Like you, she had increased libido and decided to contact all her past boyfriends to see for herself which had been the best for her.
Her ideas were grandiose. She would no longer be an ordinary advocate and aspired to obtain her PhD and to lead a happy life by the following year by forcing the government to make her the minister of outer space.
Told that no such position existed, she would get angry and call people stupid. She exaggerated all her past achievements including claims of having been the top student in all her exams. Her speech was rapid and at times incoherent.
She was, like you, so busy she did not have time for her children, and again like you, her husband left taking the children with him.
Then came the low. This is the phase when the patient becomes the opposite of the manic phase. She could not sleep or eat properly.
She lost weight a great deal and was anxious and fearful of people and stayed in a dark room all day. She felt sad, hopeless, and a total failure.
Life was no longer worth living and the only option available was to end her life. All her friends she said, had abandoned her and even the pastor now seemed too busy for her.
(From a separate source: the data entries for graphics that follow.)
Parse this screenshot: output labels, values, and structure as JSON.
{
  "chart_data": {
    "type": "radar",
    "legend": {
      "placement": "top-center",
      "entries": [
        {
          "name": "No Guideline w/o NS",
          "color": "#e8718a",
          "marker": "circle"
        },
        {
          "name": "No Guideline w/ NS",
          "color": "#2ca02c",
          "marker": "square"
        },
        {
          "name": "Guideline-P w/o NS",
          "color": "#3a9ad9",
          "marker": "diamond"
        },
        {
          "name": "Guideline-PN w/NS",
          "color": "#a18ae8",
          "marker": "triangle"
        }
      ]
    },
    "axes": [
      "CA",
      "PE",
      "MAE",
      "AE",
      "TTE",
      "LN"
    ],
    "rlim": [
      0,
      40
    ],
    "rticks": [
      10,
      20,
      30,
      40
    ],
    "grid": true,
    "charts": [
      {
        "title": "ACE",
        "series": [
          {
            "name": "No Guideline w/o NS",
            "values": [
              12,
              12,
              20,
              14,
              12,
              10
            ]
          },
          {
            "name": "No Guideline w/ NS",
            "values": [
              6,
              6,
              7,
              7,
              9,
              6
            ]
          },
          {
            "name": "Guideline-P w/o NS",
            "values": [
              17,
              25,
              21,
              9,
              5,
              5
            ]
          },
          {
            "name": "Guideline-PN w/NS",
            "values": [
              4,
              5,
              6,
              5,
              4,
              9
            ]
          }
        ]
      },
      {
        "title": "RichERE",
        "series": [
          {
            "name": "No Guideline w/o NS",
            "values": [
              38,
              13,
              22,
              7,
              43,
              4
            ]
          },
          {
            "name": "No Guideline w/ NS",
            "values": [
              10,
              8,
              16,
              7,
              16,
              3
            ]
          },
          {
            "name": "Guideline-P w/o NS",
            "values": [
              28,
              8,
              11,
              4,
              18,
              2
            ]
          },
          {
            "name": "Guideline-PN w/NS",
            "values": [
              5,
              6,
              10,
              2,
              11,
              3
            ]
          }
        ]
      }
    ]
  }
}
Death was the only way to peace. We saw her after she had survived an overdose that had kept her in intensive care for 10 days.
The good news about bipolar mood disorder is that of all the major mental disorders that we treat, it has the best outcome.
Your doctor will tell you what to do or not to do, for example, to avoid alcohol and interpersonal conflict to the extent possible, medication might be advised.
Mood stabilising medications are extremely effective as is Lithium which is an inexpensive safe product that has been in use for many years.
Please follow the advice from your doctor and chances are good that you will sort yourself out and lead a happy and stable family life.